Box-O- Plenty Records BOP CD002
released: 16/11/04

This beauty landed on the mat only 20 minutes ago after a long and anxious wait in which the first copy went walkabout somewhere in the several thousand miles that separate the purple sunsets of California from the November murk of Manchester UK. If the mystery recipient is half as pleased as I am then I'm not surprised he kept it rather than returned to sender.

Most of you will know the thread that span the spool that wove the fabric behind this release but there is a skein of gold which makes it worth restating. I am acutely aware of horrendous mixed metaphors in that previous sentence, but what the hell - I'm in heart-on-the-sleeve mode and don't intend to edit any of this. This CD is the product of a fan who clubbed together airfares, pulled in favours, laid hard cash on the line, sweated blood to rehearse, play, mix and market. If I could play a single note, this is the one fan I'd want.

After the washed out cover that murdered 'The Island Years' this boasts one of the best photos to grace a Kevin Ayers album in recent (or any?) years. This is a lovely and glossy production. Ocean, palm trees, guitar and a sense of vastness merge beneath an immense sky. Sunrise or sunset? A new dawn or the fading day before the velvet night? A wonderful mystery. I can picture the letter already from Clever Dick of Liverpool pointing out that all ocean views in California must look to the west and therefore, even without John Wayne riding into it, this must be a sunset. Not so quick, Dick - keep going west and it's Japan which is the east and the Land of the Rising Sun. Ha - QED.

No arguments about the music however. You will not believe that these gigs were prefaced by an absolute minimum of rehearsal - in that respect they acquire a fascinating perspective to offset the other live set of 1995's 'Turn The Lights Down', captured after a week of intense playing every night with the Wizards of Twiddly. Richard Derrick has chosen a personal selection of songs from 4 gigs in LA and San Francisco between 1993 and 2000. Skilfully captured on a mixture of DATs, soundboards and audience cassettes, the setlist emerges as a seamless experience with the subtleties between the different (and previous) bands a secondary factor. I'm sure you'll know what I mean - these are songs that have opened their hearts, welcomed in Ollie, Oldfield, Summers, Hillage, Carl Bowry, Alain Berthe - there is a never-failing fascination in hearing what each brings and yet the songs still swell and grow with a dynamism and life of their own.

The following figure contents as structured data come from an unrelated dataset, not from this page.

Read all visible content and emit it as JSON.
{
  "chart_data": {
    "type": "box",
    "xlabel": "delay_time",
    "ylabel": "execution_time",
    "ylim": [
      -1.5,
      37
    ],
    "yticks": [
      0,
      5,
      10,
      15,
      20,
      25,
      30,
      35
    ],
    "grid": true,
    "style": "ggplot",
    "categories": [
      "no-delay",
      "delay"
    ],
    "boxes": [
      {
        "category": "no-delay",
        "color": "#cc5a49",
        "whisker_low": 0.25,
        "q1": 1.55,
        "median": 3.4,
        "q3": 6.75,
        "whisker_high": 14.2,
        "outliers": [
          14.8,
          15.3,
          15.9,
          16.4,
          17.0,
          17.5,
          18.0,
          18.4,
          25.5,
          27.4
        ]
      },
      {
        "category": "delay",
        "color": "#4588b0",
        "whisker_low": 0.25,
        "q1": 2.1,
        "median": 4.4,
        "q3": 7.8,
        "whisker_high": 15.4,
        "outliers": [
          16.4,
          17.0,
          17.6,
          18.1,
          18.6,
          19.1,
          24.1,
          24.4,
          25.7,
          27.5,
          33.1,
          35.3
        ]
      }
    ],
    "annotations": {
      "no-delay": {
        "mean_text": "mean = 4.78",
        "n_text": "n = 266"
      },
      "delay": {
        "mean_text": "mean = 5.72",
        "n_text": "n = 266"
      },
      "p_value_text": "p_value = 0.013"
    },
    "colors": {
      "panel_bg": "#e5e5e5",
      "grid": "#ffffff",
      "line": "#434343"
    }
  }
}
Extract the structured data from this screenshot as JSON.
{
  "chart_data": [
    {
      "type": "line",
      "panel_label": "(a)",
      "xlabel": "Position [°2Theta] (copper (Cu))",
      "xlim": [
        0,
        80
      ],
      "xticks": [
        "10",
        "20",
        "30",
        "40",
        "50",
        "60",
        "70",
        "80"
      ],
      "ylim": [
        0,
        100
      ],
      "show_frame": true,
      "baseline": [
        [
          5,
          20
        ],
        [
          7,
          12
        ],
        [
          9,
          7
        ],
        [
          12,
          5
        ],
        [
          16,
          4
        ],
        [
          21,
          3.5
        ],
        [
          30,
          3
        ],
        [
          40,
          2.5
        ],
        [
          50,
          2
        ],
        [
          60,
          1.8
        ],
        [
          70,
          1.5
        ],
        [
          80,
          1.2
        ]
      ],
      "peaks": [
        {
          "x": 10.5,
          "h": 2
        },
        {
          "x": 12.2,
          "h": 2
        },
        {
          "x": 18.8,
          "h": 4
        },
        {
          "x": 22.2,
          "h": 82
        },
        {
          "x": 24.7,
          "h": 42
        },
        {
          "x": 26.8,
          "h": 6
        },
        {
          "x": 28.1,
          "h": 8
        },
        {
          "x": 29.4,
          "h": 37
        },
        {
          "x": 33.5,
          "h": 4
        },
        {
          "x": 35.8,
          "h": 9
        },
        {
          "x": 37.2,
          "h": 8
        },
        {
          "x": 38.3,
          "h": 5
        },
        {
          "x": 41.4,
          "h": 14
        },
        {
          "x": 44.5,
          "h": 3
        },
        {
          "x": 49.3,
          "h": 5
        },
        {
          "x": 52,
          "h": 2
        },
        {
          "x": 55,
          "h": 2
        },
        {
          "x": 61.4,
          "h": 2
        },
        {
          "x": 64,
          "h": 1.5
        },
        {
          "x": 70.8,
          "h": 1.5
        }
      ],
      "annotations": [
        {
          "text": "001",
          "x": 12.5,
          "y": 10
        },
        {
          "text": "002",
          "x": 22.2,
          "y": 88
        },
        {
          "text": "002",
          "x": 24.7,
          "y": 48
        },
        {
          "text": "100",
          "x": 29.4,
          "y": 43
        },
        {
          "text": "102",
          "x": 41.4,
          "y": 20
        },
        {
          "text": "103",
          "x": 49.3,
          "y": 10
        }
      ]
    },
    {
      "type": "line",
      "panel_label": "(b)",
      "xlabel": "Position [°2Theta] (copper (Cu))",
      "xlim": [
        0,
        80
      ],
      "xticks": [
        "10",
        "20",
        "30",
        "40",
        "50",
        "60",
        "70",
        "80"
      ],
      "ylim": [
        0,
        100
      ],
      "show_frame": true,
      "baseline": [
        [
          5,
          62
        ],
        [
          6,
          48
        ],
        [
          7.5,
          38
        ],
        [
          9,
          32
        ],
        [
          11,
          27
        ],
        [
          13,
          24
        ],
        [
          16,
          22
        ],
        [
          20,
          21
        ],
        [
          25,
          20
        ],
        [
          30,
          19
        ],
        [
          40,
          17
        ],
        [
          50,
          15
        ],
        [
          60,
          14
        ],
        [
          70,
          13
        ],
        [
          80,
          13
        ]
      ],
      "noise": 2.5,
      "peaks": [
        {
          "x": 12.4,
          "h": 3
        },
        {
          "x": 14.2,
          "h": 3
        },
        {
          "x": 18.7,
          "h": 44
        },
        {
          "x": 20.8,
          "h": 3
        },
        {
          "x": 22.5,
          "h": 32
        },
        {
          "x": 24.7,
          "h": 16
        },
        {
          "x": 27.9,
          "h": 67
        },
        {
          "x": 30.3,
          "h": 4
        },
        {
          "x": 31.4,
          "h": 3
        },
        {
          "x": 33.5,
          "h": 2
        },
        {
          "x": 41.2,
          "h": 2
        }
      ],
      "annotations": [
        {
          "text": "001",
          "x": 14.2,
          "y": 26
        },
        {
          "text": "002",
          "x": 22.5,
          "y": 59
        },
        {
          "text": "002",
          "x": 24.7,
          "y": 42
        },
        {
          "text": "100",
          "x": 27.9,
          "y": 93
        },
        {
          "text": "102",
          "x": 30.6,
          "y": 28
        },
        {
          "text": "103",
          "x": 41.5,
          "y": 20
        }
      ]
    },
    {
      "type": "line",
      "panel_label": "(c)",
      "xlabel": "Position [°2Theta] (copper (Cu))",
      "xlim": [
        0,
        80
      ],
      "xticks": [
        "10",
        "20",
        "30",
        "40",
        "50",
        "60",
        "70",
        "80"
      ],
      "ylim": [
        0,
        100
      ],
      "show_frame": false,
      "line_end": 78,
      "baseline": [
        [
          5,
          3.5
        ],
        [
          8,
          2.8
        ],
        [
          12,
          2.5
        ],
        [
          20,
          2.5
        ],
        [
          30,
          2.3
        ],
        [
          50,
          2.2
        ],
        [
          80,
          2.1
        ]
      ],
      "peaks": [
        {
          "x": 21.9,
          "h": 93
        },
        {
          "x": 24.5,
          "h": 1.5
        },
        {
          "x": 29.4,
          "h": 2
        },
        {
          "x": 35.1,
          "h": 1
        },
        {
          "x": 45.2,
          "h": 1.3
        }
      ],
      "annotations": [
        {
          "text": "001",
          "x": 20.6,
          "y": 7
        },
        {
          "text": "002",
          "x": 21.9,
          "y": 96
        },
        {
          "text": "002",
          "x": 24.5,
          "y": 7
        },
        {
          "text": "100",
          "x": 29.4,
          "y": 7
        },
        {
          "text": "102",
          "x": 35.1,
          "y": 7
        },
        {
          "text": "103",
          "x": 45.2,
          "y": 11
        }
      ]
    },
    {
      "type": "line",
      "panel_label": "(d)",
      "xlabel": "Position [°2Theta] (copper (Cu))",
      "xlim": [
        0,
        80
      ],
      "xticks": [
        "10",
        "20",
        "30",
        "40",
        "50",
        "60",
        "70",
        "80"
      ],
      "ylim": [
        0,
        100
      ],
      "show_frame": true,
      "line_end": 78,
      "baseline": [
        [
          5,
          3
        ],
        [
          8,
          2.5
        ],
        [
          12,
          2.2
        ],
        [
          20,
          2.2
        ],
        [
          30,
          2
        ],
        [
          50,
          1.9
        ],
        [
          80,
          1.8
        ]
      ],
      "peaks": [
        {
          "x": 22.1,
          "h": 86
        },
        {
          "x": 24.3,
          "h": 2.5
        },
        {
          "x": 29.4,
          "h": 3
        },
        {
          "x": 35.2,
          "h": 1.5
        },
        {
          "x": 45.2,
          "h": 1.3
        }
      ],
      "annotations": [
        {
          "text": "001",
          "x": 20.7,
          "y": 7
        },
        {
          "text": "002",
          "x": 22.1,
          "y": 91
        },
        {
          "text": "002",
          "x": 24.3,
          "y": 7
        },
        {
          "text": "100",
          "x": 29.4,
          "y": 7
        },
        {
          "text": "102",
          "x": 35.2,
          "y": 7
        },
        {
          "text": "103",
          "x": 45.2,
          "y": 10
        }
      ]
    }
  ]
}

Flute and sax add a welcome texture to the songs and some storming guitar work from both Ken Rosser and Victor Manning reminded me why I loved these sets the first time I heard the rough mixes. Miracles have been performed to the sound quality which literally sparkles.

Kevin is on fine form throughout, relaxed and bantering with a passionate crowd who appear to be sitting on his lap in places. Spontaneity at a Kevin Ayers gig is the first ingredient we would all want and recognise - the humanity of that occasional dodgy intro or outro is a vital counterpoise to understand the magnificence of what may follow; the silence in the spaces the prelude to the genius in between. This is Kevin Ayers alive.

Do not hesitate to buy this record and order a spare for grandchildren, loved ones, the unconverted and just in case the b**st**d who nicked my first copy has got his eye on you. These will disappear fast.

And make a note to vote Richard Derrick for next President.